Dadurch will Er mich zum Nachdenken bringen. Es soll mir z.B. – wie Bileam – bewusst werden, durch welche Umstände ich mit dem aktuellen Problem konfrontiert wurde. Warum ist das Problem überhaupt da? War es mein Wunsch oder der Wunsch anderer, oder ist es einfach eine Notwendigkeit, der ich mich stellen muss? Ist es vielleicht etwas, wo ich „dringend“ gebraucht werde, wo ich Ehre erlangen kann und was meinem Selbstwertgefühl schmeichelt? Welche inneren Beweggründe haben mich dazu geleitet? Sind es fleischliche oder geistliche? Welche Ziele verfolge ich dabei? Will ich es tun, um einen materiellen Vorteil zu erlangen, oder tue ich es zum wirklichen Segen für mich und andere? Werde ich oder wird Gott dadurch verherrlicht?
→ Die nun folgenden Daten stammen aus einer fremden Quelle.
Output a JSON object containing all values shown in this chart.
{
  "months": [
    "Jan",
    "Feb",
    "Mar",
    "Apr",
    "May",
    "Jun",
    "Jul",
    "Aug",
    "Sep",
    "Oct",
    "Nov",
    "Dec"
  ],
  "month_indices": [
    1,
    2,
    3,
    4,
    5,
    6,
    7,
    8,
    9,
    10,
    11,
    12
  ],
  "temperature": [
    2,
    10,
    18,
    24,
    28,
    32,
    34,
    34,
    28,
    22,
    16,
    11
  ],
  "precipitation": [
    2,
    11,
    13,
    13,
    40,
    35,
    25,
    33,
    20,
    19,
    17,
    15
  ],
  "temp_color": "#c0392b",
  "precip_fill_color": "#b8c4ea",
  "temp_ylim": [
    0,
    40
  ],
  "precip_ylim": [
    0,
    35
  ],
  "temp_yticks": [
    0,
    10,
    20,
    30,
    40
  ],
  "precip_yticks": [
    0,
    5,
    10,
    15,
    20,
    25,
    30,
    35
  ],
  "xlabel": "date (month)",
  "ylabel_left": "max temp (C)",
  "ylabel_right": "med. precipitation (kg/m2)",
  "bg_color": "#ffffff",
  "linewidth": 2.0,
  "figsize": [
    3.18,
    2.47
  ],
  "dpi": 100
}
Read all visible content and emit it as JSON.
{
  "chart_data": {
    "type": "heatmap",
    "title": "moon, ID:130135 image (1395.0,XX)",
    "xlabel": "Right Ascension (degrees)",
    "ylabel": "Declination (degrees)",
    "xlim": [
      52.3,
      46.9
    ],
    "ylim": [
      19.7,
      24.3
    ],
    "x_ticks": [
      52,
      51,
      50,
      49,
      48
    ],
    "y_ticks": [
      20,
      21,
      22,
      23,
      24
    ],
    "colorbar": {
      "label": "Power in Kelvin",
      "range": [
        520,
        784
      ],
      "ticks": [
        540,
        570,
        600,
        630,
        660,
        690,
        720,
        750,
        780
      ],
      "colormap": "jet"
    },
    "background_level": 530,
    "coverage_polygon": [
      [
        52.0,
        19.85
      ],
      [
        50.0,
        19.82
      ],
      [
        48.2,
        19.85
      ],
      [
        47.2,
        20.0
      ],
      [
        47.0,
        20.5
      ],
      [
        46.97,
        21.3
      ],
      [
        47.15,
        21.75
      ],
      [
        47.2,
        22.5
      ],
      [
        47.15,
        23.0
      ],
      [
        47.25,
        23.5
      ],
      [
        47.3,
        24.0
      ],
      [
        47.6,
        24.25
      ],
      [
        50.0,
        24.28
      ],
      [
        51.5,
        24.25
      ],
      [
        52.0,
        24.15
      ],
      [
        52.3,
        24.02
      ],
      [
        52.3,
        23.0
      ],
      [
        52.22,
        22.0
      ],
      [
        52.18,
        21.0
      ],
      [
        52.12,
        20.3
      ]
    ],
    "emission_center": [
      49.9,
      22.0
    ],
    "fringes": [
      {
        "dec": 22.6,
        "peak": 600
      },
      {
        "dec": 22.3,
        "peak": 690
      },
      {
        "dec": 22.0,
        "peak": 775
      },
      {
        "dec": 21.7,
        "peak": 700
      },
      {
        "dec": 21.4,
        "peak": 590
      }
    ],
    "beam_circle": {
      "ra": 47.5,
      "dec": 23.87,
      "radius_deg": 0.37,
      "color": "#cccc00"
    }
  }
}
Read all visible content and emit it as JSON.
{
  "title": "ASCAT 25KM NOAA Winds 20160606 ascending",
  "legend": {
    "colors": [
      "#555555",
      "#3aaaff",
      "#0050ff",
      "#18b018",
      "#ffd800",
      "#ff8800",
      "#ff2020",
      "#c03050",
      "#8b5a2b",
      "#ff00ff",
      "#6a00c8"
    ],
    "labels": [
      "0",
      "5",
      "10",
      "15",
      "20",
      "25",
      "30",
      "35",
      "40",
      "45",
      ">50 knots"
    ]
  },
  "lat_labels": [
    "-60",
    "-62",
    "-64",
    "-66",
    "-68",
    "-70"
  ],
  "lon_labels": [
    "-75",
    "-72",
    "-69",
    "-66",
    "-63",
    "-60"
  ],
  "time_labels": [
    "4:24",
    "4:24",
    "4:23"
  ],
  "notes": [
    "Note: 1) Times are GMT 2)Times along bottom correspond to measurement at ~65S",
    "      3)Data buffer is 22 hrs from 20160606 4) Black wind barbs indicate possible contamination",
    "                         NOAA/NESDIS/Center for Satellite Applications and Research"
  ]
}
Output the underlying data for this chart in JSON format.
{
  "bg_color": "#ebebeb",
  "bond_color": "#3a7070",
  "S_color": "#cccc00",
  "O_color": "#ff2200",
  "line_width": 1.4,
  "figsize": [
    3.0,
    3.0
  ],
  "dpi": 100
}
Solche und ähnliche Gedanken möchte Gott in uns wachrufen, und Er wünscht, dass wir im Gebet mit Ihm darüber reden. Dann wird Er fleischliche Einflüsse aus unseren Herzen entfernen und durch geistliche ersetzen. Es wird dann so sein, dass wir bereits während des Gebets, also während wir Gott auf seine Fragen antworten, seine Antwort auf unsere Fragen bekommen.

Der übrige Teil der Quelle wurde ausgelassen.